Vail Daily editorial: Best choices for Eagle

the Vail Daily Editorial Board

As you’re no doubt aware, the Eagle Town Board over the past year and change has sailed stormy seas, due mostly to, well … it’s hard to say, really. The fact, though, is that the current board has almost tried to take a torch to the public’s trust.

Let’s start with the state ethics investigation of a developer-paid trip to Florida by two board members. Both those members violated state law and were forced to repay the cost of the trip. But the cost to their, and the board’s, credibility will be harder to repay.

The board also cost itself much public trust with the ham-handed way it mishandled the suspension, then demanded-resignation of, former Town Manager Jon Stavney. Really, wouldn’t it have been easier to wait a few months until the board’s bi-annual reappointment of town officials?

Following hot on the heels of that great moment in foot-shooting came the board’s ill-considered rush to replace Stavney. It looks like the next board will actually offer a contract to one of the current candidates, which would be the ideal path out of this mess, but not for lack of effort on the part of the current group. We’ll give the current board credit for starting the hiring process and being just wise enough to hire Chris Moffet as an able consultant. She and fellow consultant Angelo Fernandez have done a terrific job, no question.

While the field of candidates for the April 5 election thinned once the most troublesome board members declined to run, there are still some choices to be made.

Mayor-in-waiting Anne McKibbin will be a major upgrade from incumbent Yuri Kostick, who declined to seek another term in the seat. While McKibbin’s defense of the current board’s speed-dating style of town manager search is baffling, she’ll bring a steady hand on the gavel. Eagle’s mayor is more of a first among equals position, so she’ll be fine in the job.

It’s also relatively easy to pick four of the five remaining candidates.

Kevin Brubeck, the only incumbent running, stumbled with the rest of the board in its unanimous decision to suspend Stavney. But Brubeck voted against accepting Stavney’s resignation. It’s clear he wished the affair had been handled better.
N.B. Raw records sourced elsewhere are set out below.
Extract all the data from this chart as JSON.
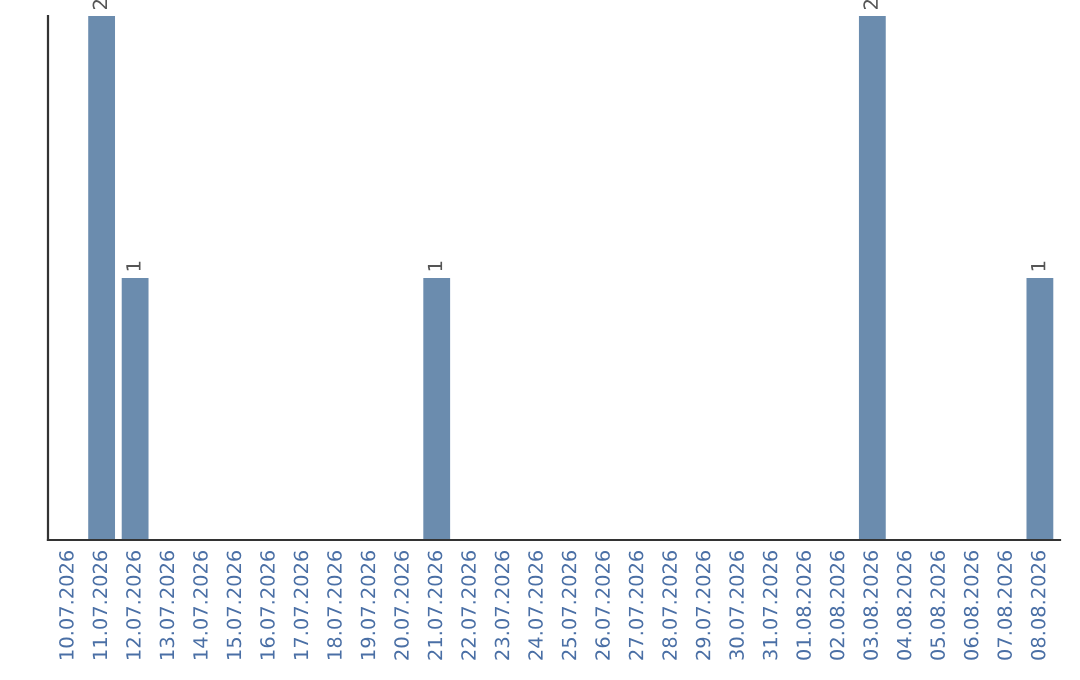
{
  "chart_data": {
    "type": "bar",
    "categories": [
      "10.07.2026",
      "11.07.2026",
      "12.07.2026",
      "13.07.2026",
      "14.07.2026",
      "15.07.2026",
      "16.07.2026",
      "17.07.2026",
      "18.07.2026",
      "19.07.2026",
      "20.07.2026",
      "21.07.2026",
      "22.07.2026",
      "23.07.2026",
      "24.07.2026",
      "25.07.2026",
      "26.07.2026",
      "27.07.2026",
      "28.07.2026",
      "29.07.2026",
      "30.07.2026",
      "31.07.2026",
      "01.08.2026",
      "02.08.2026",
      "03.08.2026",
      "04.08.2026",
      "05.08.2026",
      "06.08.2026",
      "07.08.2026",
      "08.08.2026"
    ],
    "values": [
      0,
      2,
      1,
      0,
      0,
      0,
      0,
      0,
      0,
      0,
      0,
      1,
      0,
      0,
      0,
      0,
      0,
      0,
      0,
      0,
      0,
      0,
      0,
      0,
      2,
      0,
      0,
      0,
      0,
      1
    ],
    "value_labels": [
      null,
      "2",
      "1",
      null,
      null,
      null,
      null,
      null,
      null,
      null,
      null,
      "1",
      null,
      null,
      null,
      null,
      null,
      null,
      null,
      null,
      null,
      null,
      null,
      null,
      "2",
      null,
      null,
      null,
      null,
      "1"
    ],
    "color": "#6b8cae",
    "ylim": [
      0,
      2
    ],
    "tick_labels": "x",
    "grid": false
  }
}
Those who know Brubeck know he’s thoughtful and careful with his words and actions. He’s been a fixture in the community for decades and truly has the town’s best interests in mind — something that’s true of all these candidates.

We’d expect Mikel “Pappy” Kerst to be more vocal in his opinions. He’s not shy about sharing his views about the failures of the current board. We expect him to be a strong voice in issues ranging from the river park to pending future developments. His experience in town and on the board will be welcome.
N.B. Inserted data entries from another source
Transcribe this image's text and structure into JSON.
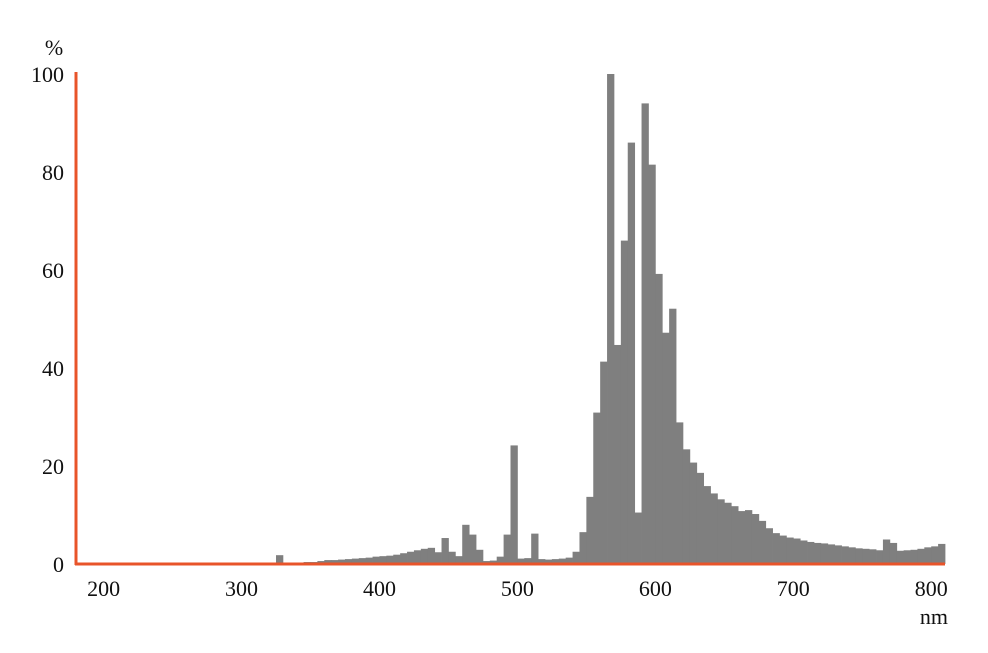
{
  "chart_data": {
    "type": "bar",
    "title": "",
    "xlabel": "nm",
    "ylabel": "%",
    "xlim": [
      180,
      810
    ],
    "ylim": [
      0,
      100
    ],
    "x_ticks": [
      200,
      300,
      400,
      500,
      600,
      700,
      800
    ],
    "y_ticks": [
      0,
      20,
      40,
      60,
      80,
      100
    ],
    "grid": false,
    "legend": "none",
    "bar_width_nm": 5,
    "colors": {
      "bars": "#7f7f7f",
      "axes": "#e8542a",
      "text": "#111111"
    },
    "series": [
      {
        "x": [
          180,
          185,
          190,
          195,
          200,
          205,
          210,
          215,
          220,
          225,
          230,
          235,
          240,
          245,
          250,
          255,
          260,
          265,
          270,
          275,
          280,
          285,
          290,
          295,
          300,
          305,
          310,
          315,
          320,
          325,
          330,
          335,
          340,
          345,
          350,
          355,
          360,
          365,
          370,
          375,
          380,
          385,
          390,
          395,
          400,
          405,
          410,
          415,
          420,
          425,
          430,
          435,
          440,
          445,
          450,
          455,
          460,
          465,
          470,
          475,
          480,
          485,
          490,
          495,
          500,
          505,
          510,
          515,
          520,
          525,
          530,
          535,
          540,
          545,
          550,
          555,
          560,
          565,
          570,
          575,
          580,
          585,
          590,
          595,
          600,
          605,
          610,
          615,
          620,
          625,
          630,
          635,
          640,
          645,
          650,
          655,
          660,
          665,
          670,
          675,
          680,
          685,
          690,
          695,
          700,
          705,
          710,
          715,
          720,
          725,
          730,
          735,
          740,
          745,
          750,
          755,
          760,
          765,
          770,
          775,
          780,
          785,
          790,
          795,
          800,
          805
        ],
        "values": [
          0,
          0,
          0,
          0,
          0,
          0,
          0,
          0,
          0,
          0,
          0,
          0,
          0,
          0,
          0,
          0,
          0,
          0,
          0,
          0,
          0,
          0,
          0,
          0,
          0,
          0,
          0,
          0,
          0,
          1.8,
          0.3,
          0.3,
          0.3,
          0.4,
          0.4,
          0.6,
          0.8,
          0.8,
          0.9,
          1.0,
          1.1,
          1.2,
          1.3,
          1.5,
          1.6,
          1.7,
          1.9,
          2.2,
          2.5,
          2.8,
          3.1,
          3.3,
          2.4,
          5.3,
          2.5,
          1.6,
          8.0,
          6.0,
          2.9,
          0.6,
          0.7,
          1.5,
          6.0,
          24.2,
          1.1,
          1.2,
          6.2,
          1.0,
          0.9,
          1.0,
          1.1,
          1.3,
          2.5,
          6.5,
          13.7,
          30.9,
          41.3,
          100,
          44.7,
          66.0,
          86.0,
          10.5,
          94.0,
          81.5,
          59.2,
          47.2,
          52.1,
          28.9,
          23.4,
          20.7,
          18.6,
          15.9,
          14.4,
          13.2,
          12.5,
          11.8,
          10.8,
          11.0,
          10.2,
          8.8,
          7.3,
          6.3,
          5.8,
          5.4,
          5.2,
          4.8,
          4.5,
          4.3,
          4.2,
          4.0,
          3.8,
          3.6,
          3.4,
          3.2,
          3.1,
          3.0,
          2.8,
          5.0,
          4.3,
          2.7,
          2.8,
          2.9,
          3.1,
          3.4,
          3.6,
          4.1
        ]
      }
    ]
  }
}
Paul Witt, another former board member, has applied twice to fill vacancies on the board and finished just out of the running for an elected seat two years ago. We’re confident Witt would have shown more leadership to avoid the nonsense with Stavney had he been on the board the past two years.
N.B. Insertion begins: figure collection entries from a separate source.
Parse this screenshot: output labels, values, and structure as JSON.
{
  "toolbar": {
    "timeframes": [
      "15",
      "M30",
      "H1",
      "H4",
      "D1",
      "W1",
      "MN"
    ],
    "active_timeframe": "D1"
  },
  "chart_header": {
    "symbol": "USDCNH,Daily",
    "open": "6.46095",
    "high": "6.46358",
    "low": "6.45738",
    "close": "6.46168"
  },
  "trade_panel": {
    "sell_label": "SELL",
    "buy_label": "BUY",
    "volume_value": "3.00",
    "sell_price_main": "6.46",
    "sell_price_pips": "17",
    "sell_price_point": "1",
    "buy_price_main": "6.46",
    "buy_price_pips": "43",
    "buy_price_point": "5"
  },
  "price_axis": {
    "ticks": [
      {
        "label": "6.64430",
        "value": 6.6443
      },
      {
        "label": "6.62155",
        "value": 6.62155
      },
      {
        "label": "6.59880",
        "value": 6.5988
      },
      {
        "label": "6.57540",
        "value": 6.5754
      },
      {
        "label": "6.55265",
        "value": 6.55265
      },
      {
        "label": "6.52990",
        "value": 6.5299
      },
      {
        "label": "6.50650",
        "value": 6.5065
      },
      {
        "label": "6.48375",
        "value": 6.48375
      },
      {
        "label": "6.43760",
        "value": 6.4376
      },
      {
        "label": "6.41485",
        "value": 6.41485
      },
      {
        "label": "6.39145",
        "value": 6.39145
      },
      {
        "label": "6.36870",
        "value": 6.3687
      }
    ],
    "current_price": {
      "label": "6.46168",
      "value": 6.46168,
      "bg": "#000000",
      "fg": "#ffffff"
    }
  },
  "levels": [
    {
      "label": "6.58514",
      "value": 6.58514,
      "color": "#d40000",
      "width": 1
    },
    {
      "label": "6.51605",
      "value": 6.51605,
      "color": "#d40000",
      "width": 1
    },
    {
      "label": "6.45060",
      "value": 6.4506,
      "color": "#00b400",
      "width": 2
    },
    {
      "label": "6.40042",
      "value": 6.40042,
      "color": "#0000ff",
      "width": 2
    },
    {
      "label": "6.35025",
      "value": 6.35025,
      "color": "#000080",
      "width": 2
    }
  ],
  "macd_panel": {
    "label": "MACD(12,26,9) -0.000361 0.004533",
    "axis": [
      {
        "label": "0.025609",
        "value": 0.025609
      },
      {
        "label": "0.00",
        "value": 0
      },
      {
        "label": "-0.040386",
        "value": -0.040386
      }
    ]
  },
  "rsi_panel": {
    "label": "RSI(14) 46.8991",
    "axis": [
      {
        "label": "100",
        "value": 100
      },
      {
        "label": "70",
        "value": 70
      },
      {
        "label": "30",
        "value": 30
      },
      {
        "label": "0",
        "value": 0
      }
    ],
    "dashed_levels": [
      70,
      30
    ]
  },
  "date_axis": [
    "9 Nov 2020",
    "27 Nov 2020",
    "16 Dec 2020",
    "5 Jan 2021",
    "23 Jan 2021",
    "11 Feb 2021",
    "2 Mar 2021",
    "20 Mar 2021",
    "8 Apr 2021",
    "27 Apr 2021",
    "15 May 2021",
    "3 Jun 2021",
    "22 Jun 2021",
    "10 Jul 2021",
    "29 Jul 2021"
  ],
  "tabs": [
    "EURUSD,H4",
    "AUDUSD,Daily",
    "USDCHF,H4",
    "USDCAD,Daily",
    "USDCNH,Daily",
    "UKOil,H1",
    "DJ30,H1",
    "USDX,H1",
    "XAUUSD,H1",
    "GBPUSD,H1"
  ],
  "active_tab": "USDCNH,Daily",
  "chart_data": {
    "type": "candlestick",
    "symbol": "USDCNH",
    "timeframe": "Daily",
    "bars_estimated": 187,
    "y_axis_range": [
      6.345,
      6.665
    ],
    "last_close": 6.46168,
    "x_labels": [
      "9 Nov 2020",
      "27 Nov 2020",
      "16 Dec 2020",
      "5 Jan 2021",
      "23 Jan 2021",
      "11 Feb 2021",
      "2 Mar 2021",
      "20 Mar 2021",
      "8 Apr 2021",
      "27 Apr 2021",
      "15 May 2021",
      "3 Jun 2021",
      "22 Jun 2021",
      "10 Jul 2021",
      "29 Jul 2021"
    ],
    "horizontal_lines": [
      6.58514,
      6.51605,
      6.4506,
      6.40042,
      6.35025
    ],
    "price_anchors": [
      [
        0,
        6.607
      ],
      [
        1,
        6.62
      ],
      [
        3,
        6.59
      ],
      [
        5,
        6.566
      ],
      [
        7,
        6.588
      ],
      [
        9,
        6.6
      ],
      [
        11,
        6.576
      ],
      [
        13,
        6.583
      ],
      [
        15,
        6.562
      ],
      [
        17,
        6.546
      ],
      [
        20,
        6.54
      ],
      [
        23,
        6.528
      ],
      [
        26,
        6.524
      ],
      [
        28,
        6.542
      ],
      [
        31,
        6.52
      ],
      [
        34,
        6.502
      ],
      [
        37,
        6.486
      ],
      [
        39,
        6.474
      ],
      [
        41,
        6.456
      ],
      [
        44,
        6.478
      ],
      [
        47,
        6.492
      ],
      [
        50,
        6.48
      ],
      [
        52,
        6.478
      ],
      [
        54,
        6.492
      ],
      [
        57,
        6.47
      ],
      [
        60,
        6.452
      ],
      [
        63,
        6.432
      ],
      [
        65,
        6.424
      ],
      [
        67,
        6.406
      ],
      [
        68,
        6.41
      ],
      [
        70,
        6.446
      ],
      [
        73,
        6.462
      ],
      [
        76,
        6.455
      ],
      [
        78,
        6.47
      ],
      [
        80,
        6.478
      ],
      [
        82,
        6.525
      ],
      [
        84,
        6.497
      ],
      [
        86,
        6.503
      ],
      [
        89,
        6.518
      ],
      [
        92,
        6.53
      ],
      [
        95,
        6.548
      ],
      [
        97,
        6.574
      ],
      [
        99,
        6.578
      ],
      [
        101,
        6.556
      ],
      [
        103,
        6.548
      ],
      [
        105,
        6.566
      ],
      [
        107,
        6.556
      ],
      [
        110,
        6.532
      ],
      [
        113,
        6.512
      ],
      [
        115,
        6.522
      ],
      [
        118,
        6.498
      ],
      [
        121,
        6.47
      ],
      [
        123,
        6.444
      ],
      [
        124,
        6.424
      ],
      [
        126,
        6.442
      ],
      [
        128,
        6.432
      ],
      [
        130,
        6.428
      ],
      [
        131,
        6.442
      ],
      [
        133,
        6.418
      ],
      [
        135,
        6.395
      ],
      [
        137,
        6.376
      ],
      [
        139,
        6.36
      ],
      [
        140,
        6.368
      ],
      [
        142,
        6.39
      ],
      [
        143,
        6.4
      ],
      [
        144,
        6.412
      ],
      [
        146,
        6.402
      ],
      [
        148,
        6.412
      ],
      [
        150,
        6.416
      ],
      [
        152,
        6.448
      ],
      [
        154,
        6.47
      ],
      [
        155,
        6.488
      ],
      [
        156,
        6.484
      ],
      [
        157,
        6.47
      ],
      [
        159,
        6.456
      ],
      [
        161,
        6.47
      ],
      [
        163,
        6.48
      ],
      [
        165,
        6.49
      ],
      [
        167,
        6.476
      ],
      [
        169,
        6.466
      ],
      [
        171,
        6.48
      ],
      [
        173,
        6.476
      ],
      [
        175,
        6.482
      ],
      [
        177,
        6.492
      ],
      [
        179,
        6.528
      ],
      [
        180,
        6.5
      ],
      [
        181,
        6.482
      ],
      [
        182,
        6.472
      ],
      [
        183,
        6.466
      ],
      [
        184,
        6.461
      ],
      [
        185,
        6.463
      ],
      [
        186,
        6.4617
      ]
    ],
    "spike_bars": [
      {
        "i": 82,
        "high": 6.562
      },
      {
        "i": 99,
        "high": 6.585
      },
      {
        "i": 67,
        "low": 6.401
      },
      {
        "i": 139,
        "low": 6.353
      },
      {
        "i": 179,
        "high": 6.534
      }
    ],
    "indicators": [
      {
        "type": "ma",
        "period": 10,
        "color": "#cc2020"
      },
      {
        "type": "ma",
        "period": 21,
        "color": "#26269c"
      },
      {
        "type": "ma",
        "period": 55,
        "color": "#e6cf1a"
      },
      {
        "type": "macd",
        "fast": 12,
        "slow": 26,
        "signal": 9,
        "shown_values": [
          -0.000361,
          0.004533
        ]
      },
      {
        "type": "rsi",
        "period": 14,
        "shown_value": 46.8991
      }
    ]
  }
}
Witt has kept himself informed about the issues facing the town and, like the other candidates we’re endorsing here, will bring solid knowledge about what residents should expect from developers, as well as the nuts-and-bolts details of the town’s infrastructure.

The town in the next few years will build a new water treatment near the confluence of Brush Creek and the Eagle River. It is also involved with the town of Gypsum in discussions about the best way to take control of U.S. Highway 6 from the Colorado Department of Transportation.

Neither issue is sexy, but both are crucially important to the town’s future.

That brings us to the two true newcomers among the candidates, Max Schmidt and Matt Solomon.

Solomon impressed our editorial board with his grasp of both controversial and mundane issues. As the owner of a retail shop in town, Solomon is no fan of the proposed sales tax increase. But he seems to have a solid focus on the future, and is willing to accept the will of voters moving forward, and is willing to make the park a reality, no matter the fate of the sales tax proposal.

He’ll make a good trustee.

Schmidt was appointed to the Eagle Planning and Zoning Commission in December and is still learning the finer points of the complexities of the town’s processes.

Schmidt speaks for those in town who believe that Eagle is unwise to seek more tourist dollars and worries that longtime residents won’t like what they see as the town moves toward a more recreation-based economy.

There’s always a constituency for “enough is enough,” and that’s fine, but, in our view Schmidt needs a little more time in town hall before he can express to voters what “enough” really is.